L'argument opposé du conseil est que la politique monétaire agit avec des délais longs et variables. L'impact complet de la hausse de juin ne s'est pas encore fait sentir. Ajouter un second quart de point en septembre signifie que le resserrement cumulé de ces deux mouvements continuera de se répercuter sur l'économie jusqu'en 2027. S'engager sur de nouvelles hausses avant que ces effets ne soient visibles serait prématuré.
Ce que les données montreront avant septembre
Deux séries de données arriveront avant la réunion du conseil. Les chiffres de l'inflation d'août sont attendus la semaine prochaine, et ils fourniront la lecture la plus à jour sur la question de savoir si les pressions sur les prix de l'énergie s'étendent à d'autres catégories. Les services de la BCE présenteront également des projections économiques actualisées lors de la réunion de septembre, intégrant de nouvelles hypothèses sur la trajectoire du conflit et son impact sur la croissance et les prix.

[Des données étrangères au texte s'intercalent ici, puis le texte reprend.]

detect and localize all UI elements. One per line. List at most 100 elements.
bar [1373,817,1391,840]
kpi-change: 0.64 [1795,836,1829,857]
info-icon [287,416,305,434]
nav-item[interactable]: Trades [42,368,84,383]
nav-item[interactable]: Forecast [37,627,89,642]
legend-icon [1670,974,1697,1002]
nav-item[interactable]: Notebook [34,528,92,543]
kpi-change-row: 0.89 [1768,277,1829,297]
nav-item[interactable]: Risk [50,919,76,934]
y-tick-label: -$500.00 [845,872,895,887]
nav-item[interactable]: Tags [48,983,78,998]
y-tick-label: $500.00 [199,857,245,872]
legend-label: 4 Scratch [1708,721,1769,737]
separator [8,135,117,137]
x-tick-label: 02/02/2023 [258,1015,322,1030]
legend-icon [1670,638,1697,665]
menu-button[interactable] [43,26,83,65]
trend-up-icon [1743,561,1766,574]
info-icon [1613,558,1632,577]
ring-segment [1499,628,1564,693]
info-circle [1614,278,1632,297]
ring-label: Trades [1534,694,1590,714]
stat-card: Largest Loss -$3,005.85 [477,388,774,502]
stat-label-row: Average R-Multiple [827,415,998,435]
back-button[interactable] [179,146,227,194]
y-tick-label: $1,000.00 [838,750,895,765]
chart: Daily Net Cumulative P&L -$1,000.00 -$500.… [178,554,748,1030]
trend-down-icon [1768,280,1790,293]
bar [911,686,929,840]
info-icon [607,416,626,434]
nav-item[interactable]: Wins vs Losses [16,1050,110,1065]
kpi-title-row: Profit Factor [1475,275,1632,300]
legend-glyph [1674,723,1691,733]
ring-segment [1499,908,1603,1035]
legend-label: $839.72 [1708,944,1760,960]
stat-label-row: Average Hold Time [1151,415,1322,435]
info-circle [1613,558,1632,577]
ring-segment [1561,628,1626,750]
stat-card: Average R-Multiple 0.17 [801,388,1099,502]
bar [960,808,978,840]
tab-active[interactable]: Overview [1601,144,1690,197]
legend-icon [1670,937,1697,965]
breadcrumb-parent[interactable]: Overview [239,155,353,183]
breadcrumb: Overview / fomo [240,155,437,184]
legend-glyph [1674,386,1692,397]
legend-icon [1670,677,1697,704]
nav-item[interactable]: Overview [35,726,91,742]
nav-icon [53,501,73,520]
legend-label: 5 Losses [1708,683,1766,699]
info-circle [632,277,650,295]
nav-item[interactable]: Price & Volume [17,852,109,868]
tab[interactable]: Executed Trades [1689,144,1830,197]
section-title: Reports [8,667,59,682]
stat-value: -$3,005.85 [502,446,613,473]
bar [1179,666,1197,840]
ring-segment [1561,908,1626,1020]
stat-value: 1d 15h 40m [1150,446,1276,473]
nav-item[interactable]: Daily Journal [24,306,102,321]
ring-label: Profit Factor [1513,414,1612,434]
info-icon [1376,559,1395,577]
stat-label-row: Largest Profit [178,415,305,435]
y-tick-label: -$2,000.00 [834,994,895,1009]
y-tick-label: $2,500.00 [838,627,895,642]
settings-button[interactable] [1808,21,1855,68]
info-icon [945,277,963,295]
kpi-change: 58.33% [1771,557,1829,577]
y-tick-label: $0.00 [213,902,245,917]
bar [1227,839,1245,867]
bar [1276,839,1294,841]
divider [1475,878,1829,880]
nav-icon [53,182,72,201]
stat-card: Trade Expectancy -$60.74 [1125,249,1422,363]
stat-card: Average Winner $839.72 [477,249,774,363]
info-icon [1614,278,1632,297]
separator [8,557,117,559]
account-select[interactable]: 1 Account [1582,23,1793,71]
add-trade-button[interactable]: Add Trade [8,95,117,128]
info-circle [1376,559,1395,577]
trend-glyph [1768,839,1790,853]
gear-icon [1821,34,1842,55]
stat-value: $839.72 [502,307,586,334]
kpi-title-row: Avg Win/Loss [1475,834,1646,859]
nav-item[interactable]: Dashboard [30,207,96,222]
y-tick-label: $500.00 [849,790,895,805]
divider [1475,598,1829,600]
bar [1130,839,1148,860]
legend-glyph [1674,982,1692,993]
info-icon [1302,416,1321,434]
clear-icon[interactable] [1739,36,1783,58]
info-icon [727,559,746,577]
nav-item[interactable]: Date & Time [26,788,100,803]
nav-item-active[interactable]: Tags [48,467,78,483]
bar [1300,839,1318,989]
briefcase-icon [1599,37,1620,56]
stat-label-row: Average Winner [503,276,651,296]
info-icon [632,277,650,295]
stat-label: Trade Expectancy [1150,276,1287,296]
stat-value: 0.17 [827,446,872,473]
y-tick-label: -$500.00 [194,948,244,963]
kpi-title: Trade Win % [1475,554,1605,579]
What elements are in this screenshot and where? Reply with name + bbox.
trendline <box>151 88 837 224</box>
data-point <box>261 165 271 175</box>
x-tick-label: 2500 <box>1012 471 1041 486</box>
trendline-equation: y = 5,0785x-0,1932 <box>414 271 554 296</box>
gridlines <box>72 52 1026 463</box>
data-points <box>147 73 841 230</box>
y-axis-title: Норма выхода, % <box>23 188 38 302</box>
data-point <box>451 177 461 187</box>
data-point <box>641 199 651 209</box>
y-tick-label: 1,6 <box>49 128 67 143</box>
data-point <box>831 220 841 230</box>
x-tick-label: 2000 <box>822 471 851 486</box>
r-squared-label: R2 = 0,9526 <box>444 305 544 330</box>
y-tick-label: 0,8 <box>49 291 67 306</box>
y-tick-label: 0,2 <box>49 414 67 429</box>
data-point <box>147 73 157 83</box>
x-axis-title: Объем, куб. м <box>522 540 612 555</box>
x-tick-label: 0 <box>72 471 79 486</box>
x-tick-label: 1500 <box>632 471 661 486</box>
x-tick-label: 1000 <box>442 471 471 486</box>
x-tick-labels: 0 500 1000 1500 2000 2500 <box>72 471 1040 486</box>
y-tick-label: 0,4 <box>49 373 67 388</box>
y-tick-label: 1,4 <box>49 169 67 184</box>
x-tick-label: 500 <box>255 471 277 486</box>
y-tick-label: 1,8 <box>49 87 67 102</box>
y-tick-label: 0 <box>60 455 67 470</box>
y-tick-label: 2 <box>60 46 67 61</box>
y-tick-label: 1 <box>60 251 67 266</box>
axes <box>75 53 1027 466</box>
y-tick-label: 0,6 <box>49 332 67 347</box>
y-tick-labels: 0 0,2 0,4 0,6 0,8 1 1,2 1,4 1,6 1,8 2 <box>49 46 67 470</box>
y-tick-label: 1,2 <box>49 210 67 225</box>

Ces projections ont du poids. Les prévisions de juin supposaient déjà une hausse en septembre, les services devront donc montrer si le scénario de référence s'est suffisamment dégradé pour justifier un resserrement supplémentaire au-delà. Si les données d'août montrent un recul de l'inflation vers l'objectif, la justification d'une hausse unique se renforce. Si elles révèlent une accélération des mesures sous-jacentes, les faucons au sein du conseil auront des arguments pour faire valoir une posture plus agressive.
Les sources ont mis en garde contre le fait que la situation restait évolutive. Le conflit iranien pourrait s'apaiser, faisant baisser les prix de l'énergie sans nécessiter d'action supplémentaire de la banque centrale. Il pourrait également s'intensifier, obligeant à une réévaluation. Le conseil a délibérément laissé ses options ouvertes au-delà de septembre, et l'absence de guidance est en soi un signal : une étape à la fois, à données dépendantes, sans engagement préalable.
La route qui se rétrécit
Pour l'heure, la position du conseil est claire : une nouvelle hausse en septembre, puis une pause. La logique veut que le choc énergétique, bien que sérieux, ne justifie pas encore le type de resserrement soutenu qu'a exigé l'épisode russe. Les anticipations d'inflation sont ancrées. L'économie est en croissance. La hausse de juin n'a pas encore été pleinement absorbée.
Mais cette logique repose sur des hypothèses qui pourraient ne pas se vérifier. Si les prix du gaz s'envolent à nouveau, ou si le conflit perturbe les voies maritimes et les chaînes d'approvisionnement industrielles, le calcul change. Le conseil le sait, c'est pourquoi il a refusé de s'engager à l'avance sur une trajectoire de taux au-delà de septembre. Les prochaines semaines de données, à commencer par la publication de l'inflation d'août par Eurostat, détermineront si l'approche en une seule étape tient la route ou si Francfort est contrainte de revenir au type de cycle de resserrement prolongé qu'elle espérait éviter.
La réunion de septembre révélera également si le consensus interne du Conseil des gouverneurs tient. Les faucons sont restés relativement discrets depuis juin, satisfaits que la direction prise soit celle d'une politique plus stricte. Les colombes ont accepté la nécessité de répondre à l'inflation tirée par l'énergie. Cet alignement pourrait se briser si les données surprennent dans un sens comme dans l'autre.